- 1624 Okunma
- 0 Yorum
- 0 Beğeni
Şırnak - Amasya gezisi
Şehre ilk girişte dört tarafı dağlarla çevrili bir yerleşke gördüm estetik açısından Amasya şehri Cudi’nin Gabar’ın ikiz kardeşleri gibi aynı zamanda mucizevi ve mükemmel duruşu ile insanı büyüleyen Dicle-Fırat gibi insanlığın damarlarına inen bir Mezopotamya kültürünün uzaklara da yankılanabilen, uzaklarda bile olsa dağların ve nehirlerin bir şehre yakışabileceğine tanık oldum...
" ve hiç yabancılık çekmedim Amasya’da
çünkü şehrin neresinden baksan dağlar bize bakar
ve şehir boyunca bir ırmak akar ".
Onlarca Padişahı, Şehzadeyi ve efsane aşkları bağrında taşıyan binlerce kültüre kapısını açan Anadolu’nun kalb atışlarına dokundum ve bir tarihi tüm çıplaklığı ile burada hissettim. Bir gün boyunca yolda seyahat ettik bir "otobüs" insanları ancak bu şekil eziyet çektirebilir sıkabilir ve uykusuz uykusuz uyalayabilir.... Eğer yetkim olsaydı Amasya’da yada yakın bir yerde bir Havalimanı yaptırırdım adına da "Seydayê Cegerxwîn" koyardım ama ne yazık ki sadece yetkililere seslenme yetkim var , acilen Amasya’nın bir Havalimanına ihtiyacı var bilgilerinize arz ederim.

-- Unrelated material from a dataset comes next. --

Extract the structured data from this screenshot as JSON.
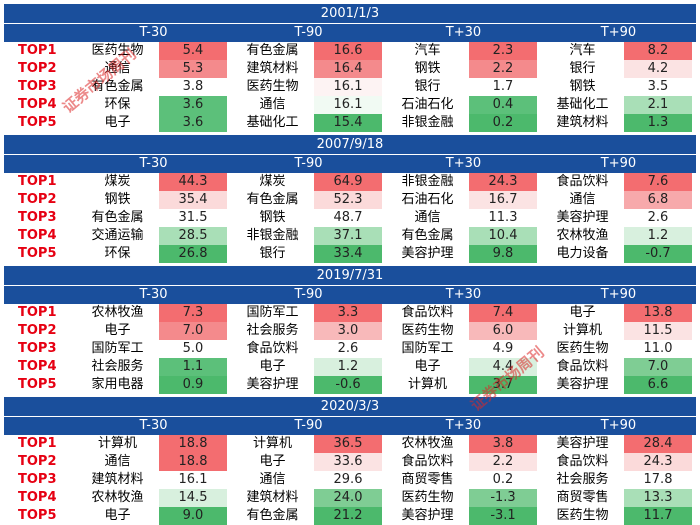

Amasya yolculuğumuzda Camilerin yani sıra Ferhat ile Şirin aşk efsanesinin yaşanıldığı dağları gördük.
"Zaten dağlarımızda aşklar bitiyordu
Efsanelerimizde özgürlük türküsü tütüyordu"
sanki uzun bir aradan sonra bir dostumuzu görmüş olduk etkilenmemek duygulanmamak elden değil. Ferhat dağları nasıl delmiş o kayaları o engin taşları nasıl oyabilmiş tek bir sebebi ve tek bir mantığı düşünülebilir o da şüphesiz ki "aşkın gücü" ve "aşk uğruna dağları nasıl delindiğidir".

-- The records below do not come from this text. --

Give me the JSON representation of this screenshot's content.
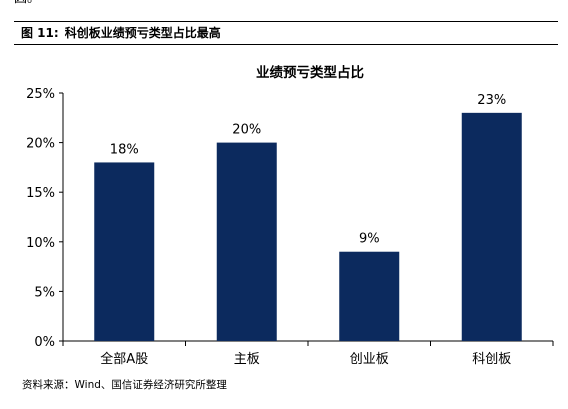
{
  "top_fragment": "因。",
  "figure": {
    "label": "图 11:",
    "caption": "科创板业绩预亏类型占比最高"
  },
  "chart_data": {
    "type": "bar",
    "title": "业绩预亏类型占比",
    "categories": [
      "全部A股",
      "主板",
      "创业板",
      "科创板"
    ],
    "values": [
      18,
      20,
      9,
      23
    ],
    "data_labels": [
      "18%",
      "20%",
      "9%",
      "23%"
    ],
    "ylim": [
      0,
      25
    ],
    "yticks": [
      0,
      5,
      10,
      15,
      20,
      25
    ],
    "ytick_labels": [
      "0%",
      "5%",
      "10%",
      "15%",
      "20%",
      "25%"
    ],
    "xlabel": "",
    "ylabel": "",
    "bar_color": "#0c2a5e",
    "grid": false,
    "legend": "none"
  },
  "source": "资料来源：Wind、国信证券经济研究所整理"
}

"Biz önce dağlara sahiplendik biz ki özgürlük türkülerini seslendirdik
Dağların yüceliklerine kardeşliği haykırdık
İnsan insana kavuşmadı Amasya’m
ama dağlardan dağlara kavuştuk."
bize öncelikle "kardeşlikten, islam beraberliğinden" söz ettiler sözde önden gelenleri, aslında bu lafları duyduğumda biraz irkildim çünkü Kürtler olarak tarih boyunca hep böyle kandırıldık uyalandık bilmemiz gerekir ki "kardeşlik" bir hukuk sistemi yada anayasal güvence değildir bize birlikte yaşam perspektifinden ve ortak tarihten söz ettiler. Osmanlı’yı anlatarak size tarihinizi anlatıyoruz demekten çekinmediler azıcık düşündüm ki islam bizi bir araya getirdiyse Hz Muhammed’in ve islam tarihini anlatıp bu lafları etseydi daha inandırıcı gelirlerdi.

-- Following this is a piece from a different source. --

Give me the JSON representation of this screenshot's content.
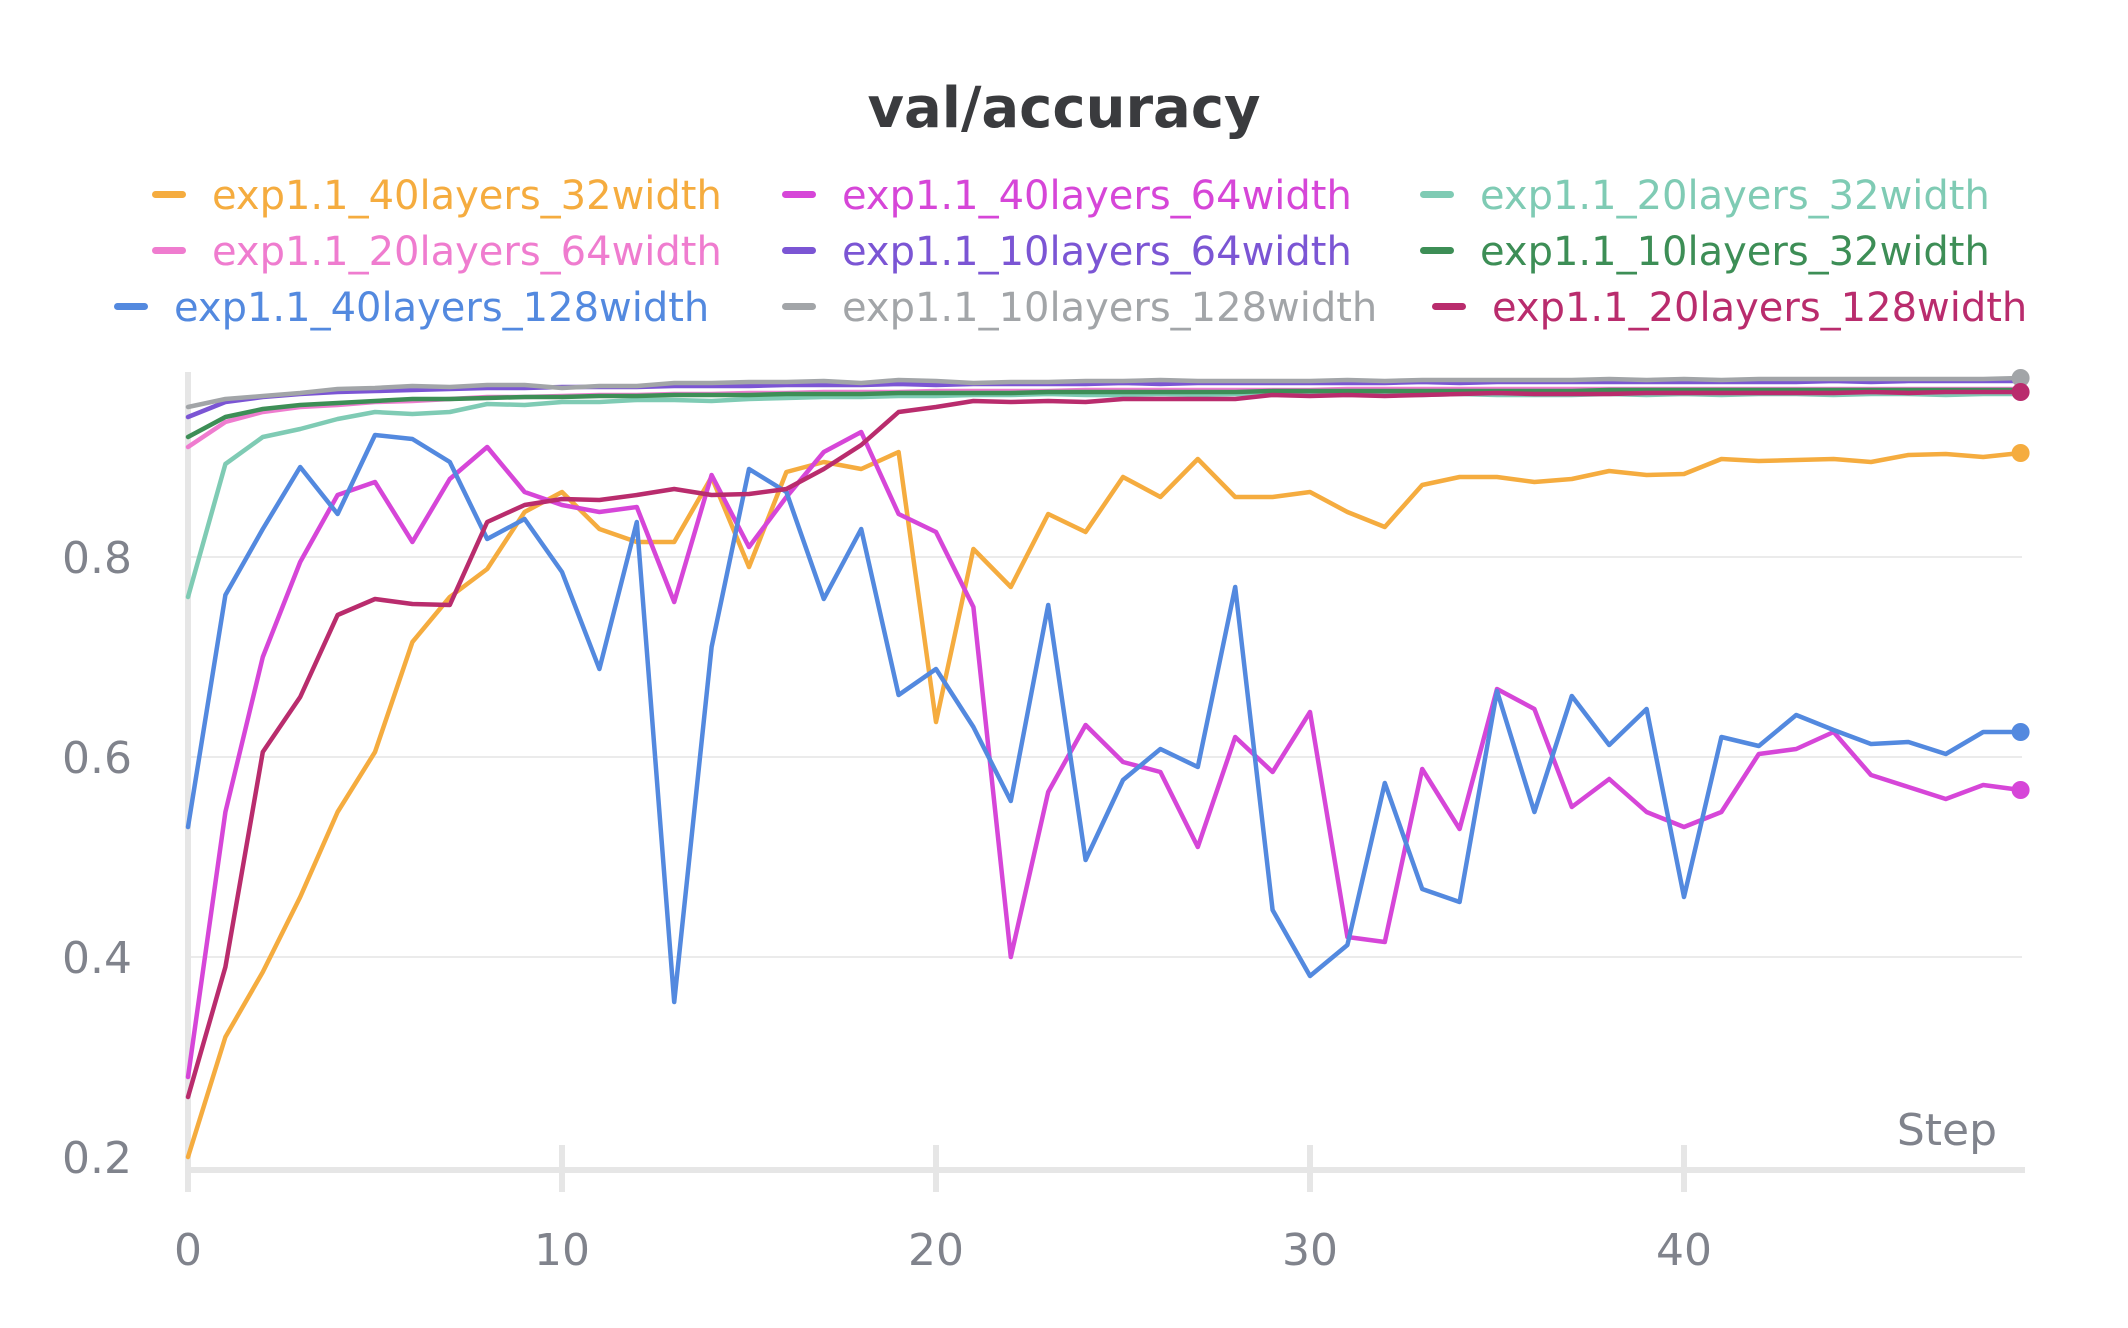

Peki tarih nedir ve Tarih kimlerindir? aslında bir eksiklik vardı
"tarih bir millettin değil herkesin ortak mirasıdır" kimsine göre yorumları ve bakışları farklı olabilir bu da zaten tarihin savaşlar ile bize geldiğinin yani günümüze kadar böyle kanlı bir geçmiş ile ulaştığının apaçık bir kanıtıdır çünkü ben fethettim sen ise "işgal oldun" , çünkü ben katlettim sen eşkıyaydın , çünkü ben seni yok saydım yasak kıldım sen teröristtin...
Gezdigimiz ilk müze, Ferhat İle Şirin Aşk Efsanesi’nin yaşanıldığına inanılan bir yerde kurulmuştu . Dört tarafı dağlarla çevrili Amasya’da dört tarafı da büyük aşk efsanesini taşıyan bir müzede sergili halde bulduk "Kerem ile Aslı" "Leyla ile mecnun" ve gözlerimizi kamaştıran Batılı tarzda büyük modern aşk destanı "Romeo ile julyet" vardı yanlarında yani müzenin başucunda... Böyle büyük aşkların bir arada bulduğumuz bir müzeye gitmek tabiki insanı mutlu ve duygulu kılar. Ama Şırnaklılar olarak "Mem u Zin"i tanıyoruz " Rizgan û Nurê "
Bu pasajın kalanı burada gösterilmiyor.